Updated: Mar 13, 2022

por Christina Elias

Yoshiko Shimada, look at me look at you (instalação, 1995).


A artista Yoshiko Shimada (Japão) tem feito uma série de palestras em galerias e museus a que chamou a “Arte que te faz sentir desconfortável” (Art that makes you unconfortable). A postura feminista radical de Shimada fez com que sua produção tenha sido considerada ofensiva, agressiva pela visão massificada e superficial do grande público. Desde 1993, Shimada aborda, através de diversos meios como a performance, vídeo, instalação e gravura, temas relacionados à memória cultural do Japão com um foco específico nas mulheres e sua relação com imperialismo, violência e relações de poder.

Seu reconhecimento como artista veio justamente quando decidiu falar de episódios da história do Japão que eram desagradáveis à percepção geral, como a escravização de mulheres coreanas pelo governo Japonês durante a 2. Guerra Mundial.

As chamadas mulheres de conforto coreanas foram sistematicamente estupradas e feitas escravas sexuais dos soldados japoneses nas chamadas “casas de conforto” (house of confort) criadas nesse período, supostamente com conhecimento e tolerância das mulheres japonesas que se enquadravam no modelo socialmente promovido de boas esposas e donas de casa. Embora tenha reconhecido esse crime, o Governo Japonês nunca indenizou as vítimas propriamente nem se retratou num ato público. Recentemente, houve um movimento global de recordação deste episódio através da colocação de estátuas de bronze dessas mulheres de conforto coreanas em locais públicos estratégicos de diversas metrópoles do mundo como Berlim e Londres.

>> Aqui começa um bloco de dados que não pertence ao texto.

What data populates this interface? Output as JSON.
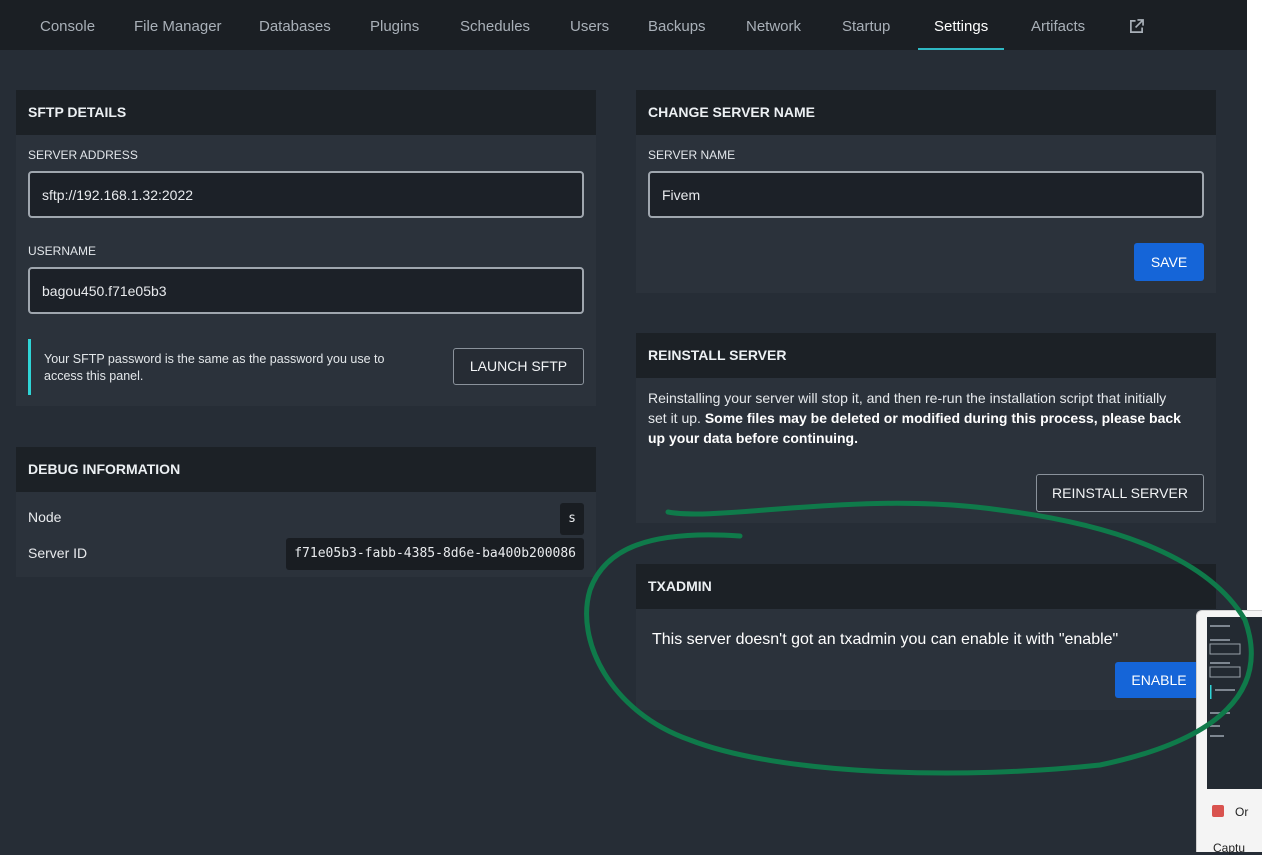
{
  "nav": {
    "tabs": [
      "Console",
      "File Manager",
      "Databases",
      "Plugins",
      "Schedules",
      "Users",
      "Backups",
      "Network",
      "Startup",
      "Settings",
      "Artifacts"
    ],
    "active": "Settings",
    "external_icon": "external-link-icon"
  },
  "sftp": {
    "title": "SFTP DETAILS",
    "server_address_label": "SERVER ADDRESS",
    "server_address": "sftp://192.168.1.32:2022",
    "username_label": "USERNAME",
    "username": "bagou450.f71e05b3",
    "note": "Your SFTP password is the same as the password you use to access this panel.",
    "launch_label": "LAUNCH SFTP"
  },
  "debug": {
    "title": "DEBUG INFORMATION",
    "node_label": "Node",
    "node_value": "s",
    "server_id_label": "Server ID",
    "server_id_value": "f71e05b3-fabb-4385-8d6e-ba400b200086"
  },
  "change_name": {
    "title": "CHANGE SERVER NAME",
    "label": "SERVER NAME",
    "value": "Fivem",
    "save_label": "SAVE"
  },
  "reinstall": {
    "title": "REINSTALL SERVER",
    "text_normal": "Reinstalling your server will stop it, and then re-run the installation script that initially set it up.",
    "text_bold": "Some files may be deleted or modified during this process, please back up your data before continuing.",
    "button_label": "REINSTALL SERVER"
  },
  "txadmin": {
    "title": "TXADMIN",
    "message": "This server doesn't got an txadmin you can enable it with \"enable\"",
    "button_label": "ENABLE"
  },
  "taskbar_popup": {
    "line1": "Or",
    "line2": "Captu"
  },
  "colors": {
    "background": "#262d36",
    "nav": "#1b1f24",
    "accent": "#2fb8c3",
    "primary_button": "#1565d8",
    "annotation": "#0f7a4a"
  }
}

Nesse contexto, em 2012, Yoshiko Shimada faz a performance Tornando-se uma Mulher de Conforto Japonesa (Becoming a Japanese Confort Woman), em que senta por horas na frente da embaixada do Japão em Londres, pintada de bronze em referência às estátuas dedicadas às mulheres de conforto coreanas. Aqui, tornando-se outra, metamorfoseando-se numa mulher coreana, Shimada desconstrói a própria ideia da Mulher Japonesa, a boa esposa e dona de casa, que contraditoriamente teria contribuído e apoiado os abusos realizados contra outras mulheres pelos soldados da Guarda Imperial.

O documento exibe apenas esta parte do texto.